I shrugged and nodded. “That’s probably why I’m comatose right
now. Lots of demands. Tough problems to solve. And everyone wants
their solution now.”

Bob headed off down the hall and I shut off my computer and
thought about the only problem I really wanted to solve: what’s for dinner.

But before I went home, I thought about the intensity of our consulting
work. It demanded that we find ways to renew “on the fly,”
catching little respites here and there. I stood and looked out my window
and across Fox Drive. I was struck by the soothing scene in front on
me—a winding walking trail surrounded by trees and shrubbery, covered
with a half inch of freshly fallen snow. The street and parking lot
glistened with whiteness.

It was late November, 1994, and winter seemed to have arrived
though the calendar indicated it was not official for another four weeks
or so. Yes, I thought. Our work is really challenging and exhausting—
but it’s also very rewarding. We get to make a real difference for our
clients, solving very challenging problems.
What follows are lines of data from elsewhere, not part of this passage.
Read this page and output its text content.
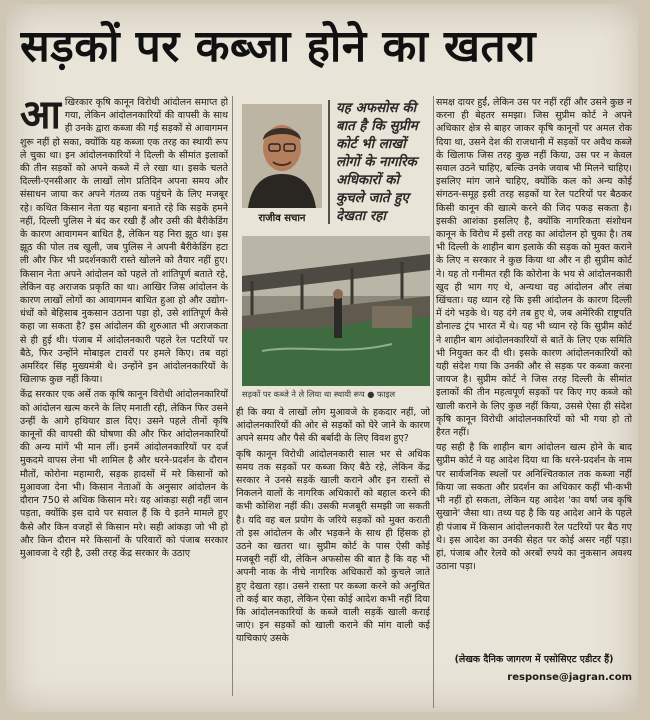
सड़कों पर कब्जा होने का खतरा

आखिरकार कृषि कानून विरोधी आंदोलन समाप्त हो गया, लेकिन आंदोलनकारियों की वापसी के साथ ही उनके द्वारा कब्जा की गई सड़कों से आवागमन शुरू नहीं हो सका, क्योंकि यह कब्जा एक तरह का स्थायी रूप ले चुका था। इन आंदोलनकारियों ने दिल्ली के सीमांत इलाकों की तीन सड़कों को अपने कब्जे में ले रखा था। इसके चलते दिल्ली-एनसीआर के लाखों लोग प्रतिदिन अपना समय और संसाधन जाया कर अपने गंतव्य तक पहुंचने के लिए मजबूर रहे। कथित किसान नेता यह बहाना बनाते रहे कि सड़कें हमने नहीं, दिल्ली पुलिस ने बंद कर रखी हैं और उसी की बैरीकेडिंग के कारण आवागमन बाधित है, लेकिन यह निरा झूठ था। इस झूठ की पोल तब खुली, जब पुलिस ने अपनी बैरीकेडिंग हटा ली और फिर भी प्रदर्शनकारी रास्ते खोलने को तैयार नहीं हुए। किसान नेता अपने आंदोलन को पहले तो शांतिपूर्ण बताते रहे, लेकिन वह अराजक प्रकृति का था। आखिर जिस आंदोलन के कारण लाखों लोगों का आवागमन बाधित हुआ हो और उद्योग-धंधों को बेहिसाब नुकसान उठाना पड़ा हो, उसे शांतिपूर्ण कैसे कहा जा सकता है? इस आंदोलन की शुरुआत भी अराजकता से ही हुई थी। पंजाब में आंदोलनकारी पहले रेल पटरियों पर बैठे, फिर उन्होंने मोबाइल टावरों पर हमले किए। तब वहां अमरिंदर सिंह मुख्यमंत्री थे। उन्होंने इन आंदोलनकारियों के खिलाफ कुछ नहीं किया।

केंद्र सरकार एक अर्से तक कृषि कानून विरोधी आंदोलनकारियों को आंदोलन खत्म करने के लिए मनाती रही, लेकिन फिर उसने उन्हीं के आगे हथियार डाल दिए। उसने पहले तीनों कृषि कानूनों की वापसी की घोषणा की और फिर आंदोलनकारियों की अन्य मांगें भी मान लीं। इनमें आंदोलनकारियों पर दर्ज मुकदमे वापस लेना भी शामिल है और धरने-प्रदर्शन के दौरान मौतों, कोरोना महामारी, सड़क हादसों में मरे किसानों को मुआवजा देना भी। किसान नेताओं के अनुसार आंदोलन के दौरान 750 से अधिक किसान मरे। यह आंकड़ा सही नहीं जान पड़ता, क्योंकि इस दावे पर सवाल हैं कि ये इतने मामले हुए कैसे और किन वजहों से किसान मरे। सही आंकड़ा जो भी हो और किन दौरान मरे किसानों के परिवारों को पंजाब सरकार मुआवजा दे रही है, उसी तरह केंद्र सरकार के उठाए

राजीव सचान
यह अफसोस की बात है कि सुप्रीम कोर्ट भी लाखों लोगों के नागरिक अधिकारों को कुचले जाते हुए देखता रहा
सड़कों पर कब्जे ने ले लिया था स्थायी रूप ● फाइल

ही कि क्या वे लाखों लोग मुआवजे के हकदार नहीं, जो आंदोलनकारियों की ओर से सड़कों को घेरे जाने के कारण अपने समय और पैसे की बर्बादी के लिए विवश हुए?

कृषि कानून विरोधी आंदोलनकारी साल भर से अधिक समय तक सड़कों पर कब्जा किए बैठे रहे, लेकिन केंद्र सरकार ने उनसे सड़कें खाली कराने और इन रास्तों से निकलने वालों के नागरिक अधिकारों को बहाल करने की कभी कोशिश नहीं की। उसकी मजबूरी समझी जा सकती है। यदि वह बल प्रयोग के जरिये सड़कों को मुक्त कराती तो इस आंदोलन के और भड़कने के साथ ही हिंसक हो उठने का खतरा था। सुप्रीम कोर्ट के पास ऐसी कोई मजबूरी नहीं थी, लेकिन अफसोस की बात है कि वह भी अपनी नाक के नीचे नागरिक अधिकारों को कुचले जाते हुए देखता रहा। उसने रास्ता पर कब्जा करने को अनुचित तो कई बार कहा, लेकिन ऐसा कोई आदेश कभी नहीं दिया कि आंदोलनकारियों के कब्जे वाली सड़कें खाली कराई जाएं। इन सड़कों को खाली कराने की मांग वाली कई याचिकाएं उसके

समक्ष दायर हुईं, लेकिन उस पर नहीं रहीं और उसने कुछ न करना ही बेहतर समझा। जिस सुप्रीम कोर्ट ने अपने अधिकार क्षेत्र से बाहर जाकर कृषि कानूनों पर अमल रोक दिया था, उसने देश की राजधानी में सड़कों पर अवैध कब्जे के खिलाफ जिस तरह कुछ नहीं किया, उस पर न केवल सवाल उठने चाहिए, बल्कि उनके जवाब भी मिलने चाहिए। इसलिए मांग जाने चाहिए, क्योंकि कल को अन्य कोई संगठन-समूह इसी तरह सड़कों या रेल पटरियों पर बैठकर किसी कानून की खात्मे करने की जिद पकड़ सकता है। इसकी आशंका इसलिए है, क्योंकि नागरिकता संशोधन कानून के विरोध में इसी तरह का आंदोलन हो चुका है। तब भी दिल्ली के शाहीन बाग इलाके की सड़क को मुक्त कराने के लिए न सरकार ने कुछ किया था और न ही सुप्रीम कोर्ट ने। यह तो गनीमत रही कि कोरोना के भय से आंदोलनकारी खुद ही भाग गए थे, अन्यथा वह आंदोलन और लंबा खिंचता। यह ध्यान रहे कि इसी आंदोलन के कारण दिल्ली में दंगे भड़के थे। यह दंगे तब हुए थे, जब अमेरिकी राष्ट्रपति डोनाल्ड ट्रंप भारत में थे। यह भी ध्यान रहे कि सुप्रीम कोर्ट ने शाहीन बाग आंदोलनकारियों से बातें के लिए एक समिति भी नियुक्त कर दी थी। इसके कारण आंदोलनकारियों को यही संदेश गया कि उनकी और से सड़क पर कब्जा करना जायज है। सुप्रीम कोर्ट ने जिस तरह दिल्ली के सीमांत इलाकों की तीन महत्वपूर्ण सड़कों पर किए गए कब्जे को खाली कराने के लिए कुछ नहीं किया, उससे ऐसा ही संदेश कृषि कानून विरोधी आंदोलनकारियों को भी गया हो तो हैरत नहीं।

यह सही है कि शाहीन बाग आंदोलन खत्म होने के बाद सुप्रीम कोर्ट ने यह आदेश दिया था कि धरने-प्रदर्शन के नाम पर सार्वजनिक स्थलों पर अनिश्चितकाल तक कब्जा नहीं किया जा सकता और प्रदर्शन का अधिकार कहीं भी-कभी भी नहीं हो सकता, लेकिन यह आदेश 'का वर्षा जब कृषि सुखाने' जैसा था। तथ्य यह है कि यह आदेश आने के पहले ही पंजाब में किसान आंदोलनकारी रेल पटरियों पर बैठ गए थे। इस आदेश का उनकी सेहत पर कोई असर नहीं पड़ा। हां, पंजाब और रेलवे को अरबों रुपये का नुकसान अवश्य उठाना पड़ा।

(लेखक दैनिक जागरण में एसोसिएट एडीटर हैं)
response@jagran.com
Not only that, I get to do it
with people like Bob, Tony, Kevin, Scott, Sherry, Thane and Kim—just
a terrific team of talented pros. 1994 had been perhaps the most productive
and fruitful year for our consulting team. We seemed to really
be hitting stride.

My moment of quiet reflection was interrupted by the phone ringing.

The caller ID showed an unfamiliar number, a 619 area code.